Parler, the neutral, town-square app for discourse, sounds delightful. I imagine gentlemen sporting top hats, and women with parasols lounging on picnic blankets on manicured grounds, complete with a gazebo, of course

Webster defines discourse as “a social boundary that defines what statements can be said about a topic.” Perhaps that’s why “civil” often precedes the word.

Let’s join the outing, settle in for some sunshine and discourse.

“To me, the easiest fix is every conservative kills 2 liberals … If we all killed 2 in a single day there would be so many dead but no one alive would give a damn,” says @Mountainman78629. And @DonHo pipes up, “Go to the range and practice … #CivilWar is coming and it won’t be fought online.”
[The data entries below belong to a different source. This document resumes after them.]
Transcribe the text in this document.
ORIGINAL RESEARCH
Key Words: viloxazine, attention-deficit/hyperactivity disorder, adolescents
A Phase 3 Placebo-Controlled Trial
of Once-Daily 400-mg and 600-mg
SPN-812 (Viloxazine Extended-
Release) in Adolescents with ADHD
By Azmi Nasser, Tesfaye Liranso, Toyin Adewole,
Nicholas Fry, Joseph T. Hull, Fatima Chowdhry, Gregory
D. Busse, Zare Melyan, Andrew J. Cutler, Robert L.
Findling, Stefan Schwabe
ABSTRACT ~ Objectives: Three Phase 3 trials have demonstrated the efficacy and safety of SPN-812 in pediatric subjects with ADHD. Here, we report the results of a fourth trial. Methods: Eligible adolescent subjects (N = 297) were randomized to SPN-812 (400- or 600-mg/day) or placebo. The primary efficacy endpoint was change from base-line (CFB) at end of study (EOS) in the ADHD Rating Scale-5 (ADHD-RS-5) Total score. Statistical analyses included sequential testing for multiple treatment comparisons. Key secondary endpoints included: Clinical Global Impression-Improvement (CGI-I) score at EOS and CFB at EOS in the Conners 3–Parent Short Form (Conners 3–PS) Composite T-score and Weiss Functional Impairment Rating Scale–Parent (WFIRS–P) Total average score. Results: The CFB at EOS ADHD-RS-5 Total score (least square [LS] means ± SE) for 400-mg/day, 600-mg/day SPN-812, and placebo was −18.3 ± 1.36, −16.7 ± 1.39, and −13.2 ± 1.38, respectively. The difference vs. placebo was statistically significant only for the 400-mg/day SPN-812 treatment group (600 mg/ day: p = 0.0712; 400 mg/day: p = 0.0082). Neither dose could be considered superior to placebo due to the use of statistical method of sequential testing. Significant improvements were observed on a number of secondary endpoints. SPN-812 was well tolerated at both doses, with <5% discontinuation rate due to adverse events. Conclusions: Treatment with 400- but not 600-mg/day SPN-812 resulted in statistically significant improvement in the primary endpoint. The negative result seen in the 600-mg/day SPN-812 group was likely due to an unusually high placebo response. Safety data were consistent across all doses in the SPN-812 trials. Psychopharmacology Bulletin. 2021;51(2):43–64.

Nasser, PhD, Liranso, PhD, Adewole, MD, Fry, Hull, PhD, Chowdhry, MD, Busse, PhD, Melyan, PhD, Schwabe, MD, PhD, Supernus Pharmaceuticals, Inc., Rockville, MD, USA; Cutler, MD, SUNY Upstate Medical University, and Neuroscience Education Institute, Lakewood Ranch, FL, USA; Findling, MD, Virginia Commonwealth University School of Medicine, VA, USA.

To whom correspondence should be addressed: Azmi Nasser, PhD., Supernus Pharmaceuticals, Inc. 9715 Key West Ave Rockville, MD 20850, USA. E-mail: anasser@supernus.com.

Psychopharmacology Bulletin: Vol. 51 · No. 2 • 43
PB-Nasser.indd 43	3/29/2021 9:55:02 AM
This is neither civil nor neutral.

Oh, yes, that’s right, the neutral part of Parler is not the discourse. The discourse includes death threats, bombing buildings, a list of politicians that “must be hanged” and so on.

The neutral part of Parler is the “town-square” governing board. Sleepy eyed, with hands in their pockets, they let it all fly. Anything goes: free speech without guardrails, not even the ones that frame the First Amendment. You know, the things like defamation, slander, inciting violence, etc.

Fortunately, my free-speech rights allow me to write this perfectly civil statement: Parler, the autonomous zone for uncivil discourse, has no place here in America.